Creature of a Day, by Juan Tovar, translated by Leland H. Chambers
reviewed by Sarah McClellan

Untitled document

Juan Tovar. Creature of a Day. Trans. Leland H. Chambers. McPherson, 2002. 160 pp. $20.00.

Creature of a Day is Mexican novelist Juan Tovar’s first book to be translated into English. This edition also contains material that is not yet available in the original Spanish. Tovar’s previous work consists of four novels, six collections of stories, and two dozen plays. It is not surprising, then, that this work combines elements of all the above. The result, a novel in the loosest sense, reexamines the genre and approaches it as a fluid interaction of several short-story strands. On the one hand, the novel has a modern frame-tale narrative that is peopled with characters borrowed loosely from Grimm. On the other, it is a pastoral drama scripted with a lyrical quality that owes much to Chaucer and the medieval poets. It subscribes to multiple theologies in its exploration of the rites of pagan and Christian ideologies. It is equally concerned with both universal mythologies and those found within the constructs of the world Tovar creates. The internal world of the novel is dominated by the labyrinthine strands of the multiple themes.

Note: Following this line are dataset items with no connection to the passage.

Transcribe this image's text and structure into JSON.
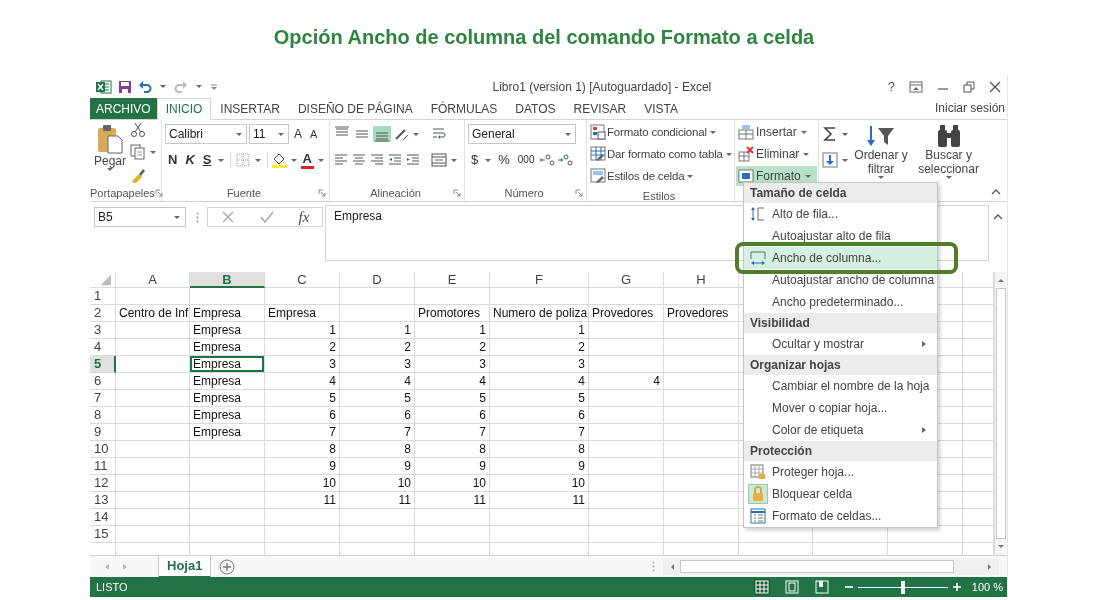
{
  "heading": "Opción Ancho de columna del comando Formato a celda",
  "window": {
    "title": "Libro1 (version 1) [Autoguardado] - Excel",
    "help": "?"
  },
  "tabs": [
    {
      "label": "ARCHIVO",
      "kind": "file",
      "selected": false
    },
    {
      "label": "INICIO",
      "kind": "tab",
      "selected": true
    },
    {
      "label": "INSERTAR",
      "kind": "tab",
      "selected": false
    },
    {
      "label": "DISEÑO DE PÁGINA",
      "kind": "tab",
      "selected": false
    },
    {
      "label": "FÓRMULAS",
      "kind": "tab",
      "selected": false
    },
    {
      "label": "DATOS",
      "kind": "tab",
      "selected": false
    },
    {
      "label": "REVISAR",
      "kind": "tab",
      "selected": false
    },
    {
      "label": "VISTA",
      "kind": "tab",
      "selected": false
    }
  ],
  "sign_in": "Iniciar sesión",
  "ribbon": [
    {
      "kind": "clipboard",
      "label": "Portapapeles",
      "paste": "Pegar"
    },
    {
      "kind": "font",
      "label": "Fuente",
      "font": "Calibri",
      "size": "11",
      "grow": "A",
      "shrink": "A",
      "bold": "N",
      "italic": "K",
      "underline": "S",
      "font_color": "A"
    },
    {
      "kind": "alignment",
      "label": "Alineación",
      "vertical": [
        {
          "selected": false
        },
        {
          "selected": false
        },
        {
          "selected": true
        }
      ]
    },
    {
      "kind": "number",
      "label": "Número",
      "format": "General",
      "currency": "$",
      "percent": "%",
      "thousands": "000"
    },
    {
      "kind": "styles",
      "label": "Estilos",
      "items": [
        "Formato condicional",
        "Dar formato como tabla",
        "Estilos de celda"
      ]
    },
    {
      "kind": "cells",
      "items": [
        {
          "label": "Insertar",
          "selected": false
        },
        {
          "label": "Eliminar",
          "selected": false
        },
        {
          "label": "Formato",
          "selected": true
        }
      ]
    },
    {
      "kind": "editing",
      "items": [
        "Ordenar y filtrar",
        "Buscar y seleccionar"
      ]
    }
  ],
  "formula_bar": {
    "name_box": "B5",
    "function_glyph": "fx",
    "value": "Empresa"
  },
  "sheet": {
    "columns": [
      {
        "label": "A",
        "selected": false
      },
      {
        "label": "B",
        "selected": true
      },
      {
        "label": "C",
        "selected": false
      },
      {
        "label": "D",
        "selected": false
      },
      {
        "label": "E",
        "selected": false
      },
      {
        "label": "F",
        "selected": false
      },
      {
        "label": "G",
        "selected": false
      },
      {
        "label": "H",
        "selected": false
      }
    ],
    "rows": [
      {
        "label": "1",
        "selected": false
      },
      {
        "label": "2",
        "selected": false,
        "cells": [
          {
            "text": "Centro de Inf",
            "kind": "text",
            "selected": false
          },
          {
            "text": "Empresa",
            "kind": "text",
            "selected": false
          },
          {
            "text": "Empresa",
            "kind": "text",
            "selected": false
          },
          null,
          {
            "text": "Promotores",
            "kind": "text",
            "selected": false
          },
          {
            "text": "Numero de poliza",
            "kind": "text",
            "selected": false
          },
          {
            "text": "Provedores",
            "kind": "text",
            "selected": false
          },
          {
            "text": "Provedores",
            "kind": "text",
            "selected": false
          }
        ]
      },
      {
        "label": "3",
        "selected": false,
        "cells": [
          null,
          {
            "text": "Empresa",
            "kind": "text",
            "selected": false
          },
          {
            "text": "1",
            "kind": "number",
            "selected": false
          },
          {
            "text": "1",
            "kind": "number",
            "selected": false
          },
          {
            "text": "1",
            "kind": "number",
            "selected": false
          },
          {
            "text": "1",
            "kind": "number",
            "selected": false
          }
        ]
      },
      {
        "label": "4",
        "selected": false,
        "cells": [
          null,
          {
            "text": "Empresa",
            "kind": "text",
            "selected": false
          },
          {
            "text": "2",
            "kind": "number",
            "selected": false
          },
          {
            "text": "2",
            "kind": "number",
            "selected": false
          },
          {
            "text": "2",
            "kind": "number",
            "selected": false
          },
          {
            "text": "2",
            "kind": "number",
            "selected": false
          }
        ]
      },
      {
        "label": "5",
        "selected": true,
        "cells": [
          null,
          {
            "text": "Empresa",
            "kind": "text",
            "selected": true
          },
          {
            "text": "3",
            "kind": "number",
            "selected": false
          },
          {
            "text": "3",
            "kind": "number",
            "selected": false
          },
          {
            "text": "3",
            "kind": "number",
            "selected": false
          },
          {
            "text": "3",
            "kind": "number",
            "selected": false
          }
        ]
      },
      {
        "label": "6",
        "selected": false,
        "cells": [
          null,
          {
            "text": "Empresa",
            "kind": "text",
            "selected": false
          },
          {
            "text": "4",
            "kind": "number",
            "selected": false
          },
          {
            "text": "4",
            "kind": "number",
            "selected": false
          },
          {
            "text": "4",
            "kind": "number",
            "selected": false
          },
          {
            "text": "4",
            "kind": "number",
            "selected": false
          },
          {
            "text": "4",
            "kind": "number",
            "selected": false
          }
        ]
      },
      {
        "label": "7",
        "selected": false,
        "cells": [
          null,
          {
            "text": "Empresa",
            "kind": "text",
            "selected": false
          },
          {
            "text": "5",
            "kind": "number",
            "selected": false
          },
          {
            "text": "5",
            "kind": "number",
            "selected": false
          },
          {
            "text": "5",
            "kind": "number",
            "selected": false
          },
          {
            "text": "5",
            "kind": "number",
            "selected": false
          }
        ]
      },
      {
        "label": "8",
        "selected": false,
        "cells": [
          null,
          {
            "text": "Empresa",
            "kind": "text",
            "selected": false
          },
          {
            "text": "6",
            "kind": "number",
            "selected": false
          },
          {
            "text": "6",
            "kind": "number",
            "selected": false
          },
          {
            "text": "6",
            "kind": "number",
            "selected": false
          },
          {
            "text": "6",
            "kind": "number",
            "selected": false
          }
        ]
      },
      {
        "label": "9",
        "selected": false,
        "cells": [
          null,
          {
            "text": "Empresa",
            "kind": "text",
            "selected": false
          },
          {
            "text": "7",
            "kind": "number",
            "selected": false
          },
          {
            "text": "7",
            "kind": "number",
            "selected": false
          },
          {
            "text": "7",
            "kind": "number",
            "selected": false
          },
          {
            "text": "7",
            "kind": "number",
            "selected": false
          }
        ]
      },
      {
        "label": "10",
        "selected": false,
        "cells": [
          null,
          null,
          {
            "text": "8",
            "kind": "number",
            "selected": false
          },
          {
            "text": "8",
            "kind": "number",
            "selected": false
          },
          {
            "text": "8",
            "kind": "number",
            "selected": false
          },
          {
            "text": "8",
            "kind": "number",
            "selected": false
          }
        ]
      },
      {
        "label": "11",
        "selected": false,
        "cells": [
          null,
          null,
          {
            "text": "9",
            "kind": "number",
            "selected": false
          },
          {
            "text": "9",
            "kind": "number",
            "selected": false
          },
          {
            "text": "9",
            "kind": "number",
            "selected": false
          },
          {
            "text": "9",
            "kind": "number",
            "selected": false
          }
        ]
      },
      {
        "label": "12",
        "selected": false,
        "cells": [
          null,
          null,
          {
            "text": "10",
            "kind": "number",
            "selected": false
          },
          {
            "text": "10",
            "kind": "number",
            "selected": false
          },
          {
            "text": "10",
            "kind": "number",
            "selected": false
          },
          {
            "text": "10",
            "kind": "number",
            "selected": false
          }
        ]
      },
      {
        "label": "13",
        "selected": false,
        "cells": [
          null,
          null,
          {
            "text": "11",
            "kind": "number",
            "selected": false
          },
          {
            "text": "11",
            "kind": "number",
            "selected": false
          },
          {
            "text": "11",
            "kind": "number",
            "selected": false
          },
          {
            "text": "11",
            "kind": "number",
            "selected": false
          }
        ]
      },
      {
        "label": "14",
        "selected": false
      },
      {
        "label": "15",
        "selected": false
      }
    ]
  },
  "sheet_tabs": [
    {
      "label": "Hoja1",
      "selected": true
    }
  ],
  "status": {
    "text": "LISTO",
    "views": [
      {
        "selected": true
      },
      {
        "selected": false
      },
      {
        "selected": false
      }
    ],
    "zoom_slider": {
      "level": 0.5
    },
    "zoom": "100 %"
  },
  "format_menu": {
    "sections": [
      {
        "header": "Tamaño de celda",
        "items": [
          {
            "label": "Alto de fila...",
            "kind": "rowheight",
            "selected": false
          },
          {
            "label": "Autoajustar alto de fila",
            "kind": "plain",
            "selected": false
          },
          {
            "label": "Ancho de columna...",
            "kind": "colwidth",
            "selected": true
          },
          {
            "label": "Autoajustar ancho de columna",
            "kind": "plain",
            "selected": false
          },
          {
            "label": "Ancho predeterminado...",
            "kind": "plain",
            "selected": false
          }
        ]
      },
      {
        "header": "Visibilidad",
        "items": [
          {
            "label": "Ocultar y mostrar",
            "kind": "submenu",
            "selected": false
          }
        ]
      },
      {
        "header": "Organizar hojas",
        "items": [
          {
            "label": "Cambiar el nombre de la hoja",
            "kind": "plain",
            "selected": false
          },
          {
            "label": "Mover o copiar hoja...",
            "kind": "plain",
            "selected": false
          },
          {
            "label": "Color de etiqueta",
            "kind": "submenu",
            "selected": false
          }
        ]
      },
      {
        "header": "Protección",
        "items": [
          {
            "label": "Proteger hoja...",
            "kind": "protect",
            "selected": false,
            "checked": false
          },
          {
            "label": "Bloquear celda",
            "kind": "lock",
            "selected": false,
            "checked": true
          },
          {
            "label": "Formato de celdas...",
            "kind": "format",
            "selected": false,
            "checked": false
          }
        ]
      }
    ]
  }
}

In this way it has been compared to Borges but lacks his sense of structure, purpose, and intellectual energy. This, combined with the heavy rhetoric Tovar employs, allows the narrative to become sluggish in places. The novel’s exploration of consciousness and belief in relation to the legends Tovar creates and manipulates contrasts with his explicit reminders that we are being told a tale. This metafictional quality has the alienating effect of a character aside to an audience, thus cleverly reinforcing the notion that what we are dealing with here is not, in fact, prose after all. Whether ballad or drama, Tovar successfully re-creates a pilgrimage in words. His band of pilgrims highlight the freedoms that lie in migration but also, conversely, the need for a foundation in belief.